Joëlle Godefroid Meilleur Ouvrier de France

Décor peint en France

Le Château d’Ancy-le Franc abrite l’une des plus belles collections de peintures murales des XVIe et XVIIe siècles en France.

Ces décors peints constituent l’un des témoignages les plus importants de la peinture murale en France dans la seconde moitié du XVIe siècle et au début du XVIIe.

Une première campagne de décoration a été commandée vers 1550 par le commanditaire du château Antoine III de Clermont (1497-1579). De grands artistes Italiens de l’Ecole de Fontainebleau viendront décorer les appartements du Grand Seigneur en terre Bourguignonne. Attributions au Primatice, Nicolo dell’Abate, Ruggiero de Ruggieri…

Un décor peint sur le thème de l’Antiquité. Rarement autant de scènes antiquisantes et de grotesques italiennes ont été commandés pour une demeure privée à l’époque. Ces thèmes seront récurrents en France seulement à partir du XVIIe siècle. Une deuxième campagne de décoration commence vers 1590 à l’initiative du successeur et petit-fils Charles-Henry de Clermont-Tonnerre (1571-1640). Ces décors furent, pour un certain nombre, marqués sur le plan stylistique par les peintres appartenant à la seconde école de Fontainebleau. Attributions au Nicolas de Hoey, Philippe Quantin, André Ménassier…

D’autres décors peints se sont ajoutés à travers les siècles. Une campagne de décoration a été réalisée notamment au XIXème siècle par la famille Clermont-Tonnerre.

Meilleur Ouvrier de France : Hommage au XIXe siècle

Hommage en forme de reconnaissance à nos maîtres et à nos sources d’inspiration.

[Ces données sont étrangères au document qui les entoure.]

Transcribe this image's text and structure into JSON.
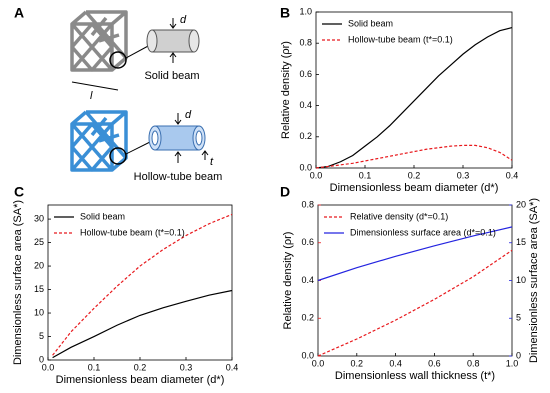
{
  "panel_a": {
    "panel": "A",
    "solid_label": "Solid beam",
    "hollow_label": "Hollow-tube beam",
    "d_solid": "d",
    "d_hollow": "d",
    "l": "l",
    "t": "t"
  },
  "chart_data": [
    {
      "type": "line",
      "panel": "B",
      "xlabel": "Dimensionless beam diameter (d*)",
      "ylabel": "Relative density (ρr)",
      "x": [
        0,
        0.025,
        0.05,
        0.075,
        0.1,
        0.125,
        0.15,
        0.175,
        0.2,
        0.225,
        0.25,
        0.275,
        0.3,
        0.325,
        0.35,
        0.375,
        0.4
      ],
      "series": [
        {
          "name": "Solid beam",
          "color": "#000000",
          "dashed": false,
          "values": [
            0,
            0.01,
            0.04,
            0.08,
            0.14,
            0.2,
            0.27,
            0.35,
            0.43,
            0.51,
            0.59,
            0.66,
            0.73,
            0.79,
            0.84,
            0.88,
            0.9
          ]
        },
        {
          "name": "Hollow-tube beam (t*=0.1)",
          "color": "#e8191d",
          "dashed": true,
          "values": [
            0,
            0.01,
            0.02,
            0.03,
            0.045,
            0.06,
            0.075,
            0.09,
            0.105,
            0.12,
            0.13,
            0.14,
            0.145,
            0.145,
            0.13,
            0.1,
            0.05
          ]
        }
      ],
      "xlim": [
        0,
        0.4
      ],
      "xticks": [
        {
          "value": 0,
          "label": "0.0"
        },
        0.1,
        0.2,
        0.3,
        0.4
      ],
      "ylim": [
        0,
        1
      ],
      "yticks": [
        {
          "value": 0,
          "label": "0.0"
        },
        0.2,
        0.4,
        0.6,
        0.8,
        {
          "value": 1,
          "label": "1.0"
        }
      ],
      "legend": "upper left"
    },
    {
      "type": "line",
      "panel": "C",
      "xlabel": "Dimensionless beam diameter (d*)",
      "ylabel": "Dimensionless surface area (SA*)",
      "x": [
        0.01,
        0.05,
        0.1,
        0.15,
        0.2,
        0.25,
        0.3,
        0.35,
        0.4
      ],
      "series": [
        {
          "name": "Solid beam",
          "color": "#000000",
          "dashed": false,
          "values": [
            0.5,
            2.7,
            5,
            7.4,
            9.5,
            11.1,
            12.5,
            13.8,
            14.8
          ]
        },
        {
          "name": "Hollow-tube beam (t*=0.1)",
          "color": "#e8191d",
          "dashed": true,
          "values": [
            1,
            6,
            11,
            15.7,
            20,
            23.5,
            26.5,
            29,
            31
          ]
        }
      ],
      "xlim": [
        0,
        0.4
      ],
      "xticks": [
        {
          "value": 0,
          "label": "0.0"
        },
        0.1,
        0.2,
        0.3,
        0.4
      ],
      "ylim": [
        0,
        33
      ],
      "yticks": [
        0,
        5,
        10,
        15,
        20,
        25,
        30
      ],
      "legend": "upper left"
    },
    {
      "type": "line",
      "panel": "D",
      "xlabel": "Dimensionless wall thickness (t*)",
      "ylabel": "Relative density (ρr)",
      "y2label": "Dimensionless surface area (SA*)",
      "x": [
        0,
        0.2,
        0.4,
        0.6,
        0.8,
        1
      ],
      "series": [
        {
          "name": "Relative density (d*=0.1)",
          "color": "#e8191d",
          "dashed": true,
          "values": [
            0,
            0.09,
            0.19,
            0.3,
            0.42,
            0.56
          ]
        },
        {
          "name": "Dimensionless surface area (d*=0.1)",
          "color": "#2424e0",
          "dashed": false,
          "axis": "y2",
          "values": [
            10,
            11.7,
            13.2,
            14.6,
            15.9,
            17.1
          ]
        }
      ],
      "xlim": [
        0,
        1
      ],
      "xticks": [
        {
          "value": 0,
          "label": "0.0"
        },
        0.2,
        0.4,
        0.6,
        0.8,
        {
          "value": 1,
          "label": "1.0"
        }
      ],
      "ylim": [
        0,
        0.8
      ],
      "yticks": [
        {
          "value": 0,
          "label": "0.0"
        },
        0.2,
        0.4,
        0.6,
        0.8
      ],
      "y2lim": [
        0,
        20
      ],
      "y2ticks": [
        0,
        5,
        10,
        15,
        20
      ],
      "legend": "upper left"
    }
  ]
}
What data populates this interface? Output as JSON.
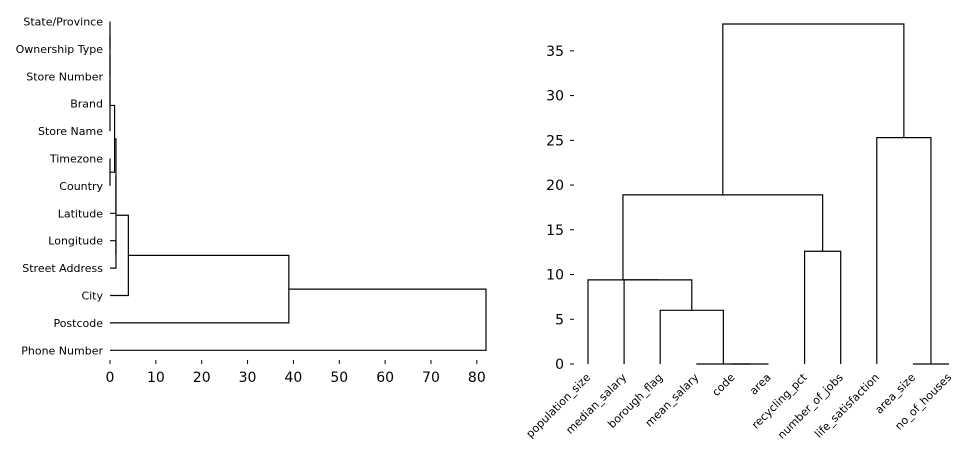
{
  "chart_data": [
    {
      "type": "dendrogram",
      "orientation": "horizontal",
      "leaves": [
        "State/Province",
        "Ownership Type",
        "Store Number",
        "Brand",
        "Store Name",
        "Timezone",
        "Country",
        "Latitude",
        "Longitude",
        "Street Address",
        "City",
        "Postcode",
        "Phone Number"
      ],
      "xticks": [
        0,
        10,
        20,
        30,
        40,
        50,
        60,
        70,
        80
      ],
      "xlim": [
        0,
        82
      ],
      "merges": [
        {
          "a": 0,
          "b": 1,
          "height": 0
        },
        {
          "a": 13,
          "b": 2,
          "height": 0
        },
        {
          "a": 14,
          "b": 3,
          "height": 0
        },
        {
          "a": 15,
          "b": 4,
          "height": 0
        },
        {
          "a": 5,
          "b": 6,
          "height": 0
        },
        {
          "a": 16,
          "b": 17,
          "height": 1.0
        },
        {
          "a": 18,
          "b": 7,
          "height": 1.3
        },
        {
          "a": 8,
          "b": 9,
          "height": 1.3
        },
        {
          "a": 19,
          "b": 20,
          "height": 1.3
        },
        {
          "a": 21,
          "b": 10,
          "height": 4.0
        },
        {
          "a": 22,
          "b": 11,
          "height": 39
        },
        {
          "a": 23,
          "b": 12,
          "height": 82
        }
      ]
    },
    {
      "type": "dendrogram",
      "orientation": "vertical",
      "leaves": [
        "population_size",
        "median_salary",
        "borough_flag",
        "mean_salary",
        "code",
        "area",
        "recycling_pct",
        "number_of_jobs",
        "life_satisfaction",
        "area_size",
        "no_of_houses"
      ],
      "yticks": [
        0,
        5,
        10,
        15,
        20,
        25,
        30,
        35
      ],
      "ylim": [
        0,
        38
      ],
      "merges": [
        {
          "a": 4,
          "b": 5,
          "height": 0
        },
        {
          "a": 3,
          "b": 11,
          "height": 0
        },
        {
          "a": 9,
          "b": 10,
          "height": 0
        },
        {
          "a": 2,
          "b": 12,
          "height": 6.0
        },
        {
          "a": 1,
          "b": 14,
          "height": 9.4
        },
        {
          "a": 0,
          "b": 15,
          "height": 9.4
        },
        {
          "a": 6,
          "b": 7,
          "height": 12.6
        },
        {
          "a": 16,
          "b": 17,
          "height": 18.9
        },
        {
          "a": 8,
          "b": 13,
          "height": 25.3
        },
        {
          "a": 18,
          "b": 19,
          "height": 38.0
        }
      ]
    }
  ]
}
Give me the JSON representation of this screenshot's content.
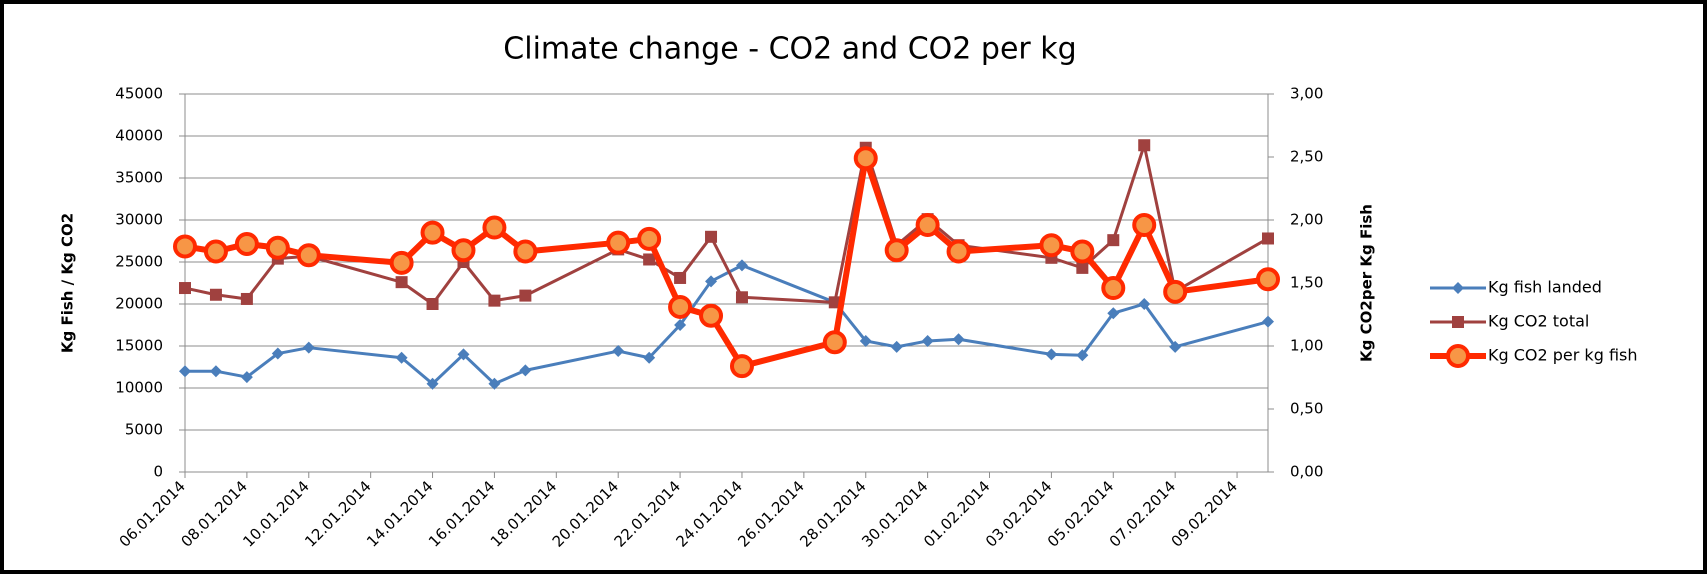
{
  "chart_data": {
    "type": "line",
    "title": "Climate change - CO2 and CO2 per kg",
    "y_label": "Kg Fish / Kg CO2",
    "y2_label": "Kg CO2per Kg Fish",
    "x": [
      "06.01.2014",
      "07.01.2014",
      "08.01.2014",
      "09.01.2014",
      "10.01.2014",
      "13.01.2014",
      "14.01.2014",
      "15.01.2014",
      "16.01.2014",
      "17.01.2014",
      "20.01.2014",
      "21.01.2014",
      "22.01.2014",
      "23.01.2014",
      "24.01.2014",
      "27.01.2014",
      "28.01.2014",
      "29.01.2014",
      "30.01.2014",
      "31.01.2014",
      "03.02.2014",
      "04.02.2014",
      "05.02.2014",
      "06.02.2014",
      "07.02.2014",
      "10.02.2014"
    ],
    "xlim": [
      "06.01.2014",
      "10.02.2014"
    ],
    "xticks": [
      "06.01.2014",
      "08.01.2014",
      "10.01.2014",
      "12.01.2014",
      "14.01.2014",
      "16.01.2014",
      "18.01.2014",
      "20.01.2014",
      "22.01.2014",
      "24.01.2014",
      "26.01.2014",
      "28.01.2014",
      "30.01.2014",
      "01.02.2014",
      "03.02.2014",
      "05.02.2014",
      "07.02.2014",
      "09.02.2014"
    ],
    "ylim": [
      0,
      45000
    ],
    "yticks": [
      0,
      5000,
      10000,
      15000,
      20000,
      25000,
      30000,
      35000,
      40000,
      45000
    ],
    "y2lim": [
      0,
      3
    ],
    "y2ticks": [
      {
        "value": 0,
        "label": "0,00"
      },
      {
        "value": 0.5,
        "label": "0,50"
      },
      {
        "value": 1,
        "label": "1,00"
      },
      {
        "value": 1.5,
        "label": "1,50"
      },
      {
        "value": 2,
        "label": "2,00"
      },
      {
        "value": 2.5,
        "label": "2,50"
      },
      {
        "value": 3,
        "label": "3,00"
      }
    ],
    "grid": true,
    "legend": "right",
    "series": [
      {
        "name": "Kg fish landed",
        "color": "#4a7ebb",
        "marker": "diamond",
        "values": [
          12000,
          12000,
          11300,
          14100,
          14800,
          13600,
          10500,
          14000,
          10500,
          12100,
          14400,
          13600,
          17500,
          22700,
          24600,
          20200,
          15600,
          14900,
          15600,
          15800,
          14000,
          13900,
          18900,
          20000,
          14900,
          17900
        ]
      },
      {
        "name": "Kg CO2 total",
        "color": "#a0413f",
        "marker": "square",
        "values": [
          21900,
          21100,
          20600,
          25400,
          25700,
          22600,
          20000,
          25000,
          20400,
          21000,
          26500,
          25300,
          23100,
          28000,
          20800,
          20200,
          38600,
          27000,
          30100,
          27000,
          25500,
          24300,
          27600,
          38900,
          21500,
          27800
        ]
      },
      {
        "name": "Kg CO2 per kg fish",
        "color": "#ff2a00",
        "marker": "circle",
        "axis": "y2",
        "values": [
          1.79,
          1.75,
          1.81,
          1.78,
          1.72,
          1.66,
          1.9,
          1.76,
          1.94,
          1.75,
          1.82,
          1.85,
          1.31,
          1.24,
          0.84,
          1.03,
          2.49,
          1.76,
          1.96,
          1.75,
          1.8,
          1.75,
          1.46,
          1.96,
          1.43,
          1.53
        ]
      }
    ]
  }
}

Parce que les styles et décors du 19eme siècle sont dévalorisés sans nuance, alors qu’ils présentent des merveilles d’ingéniosité et de virtuosité technique, mais aussi de fantaisie créative.

Certes, au 19eme siècle, sévit la mode de reproduction ou re-création des grands styles du passé (salle Charles X du Musée du Louvre, cathédrale de Clermont Ferrand, « grammaire des styles » d’Owen Jones).

On pourrait presque dire que le XIXe siècle est au peintre en décors ce que fut la Renaissance aux artistes et architectes, car c’est à cette époque que notre métier est devenu distinct des peintres de chevalet et que s’ouvrent les premières écoles spécialisées (ex : Ecole Van der Kelen, Bruxelles). C’est à cette époque que paraissent les « Grammaires des styles » de grands décorateurs (Percier & Fontaine, Owen Jones…. etc), livres et revues techniques spécialisés et autres illustrations très variés.

En vérité, souvent sans même le savoir, les peintres en décors d’aujourd’hui puisent leur inspiration dans les compositions, le répertoire et les techniques créés au 19eme siècle, davantage adaptés à leur type de clientèle, moins fastueuse que les princes des grands siècles.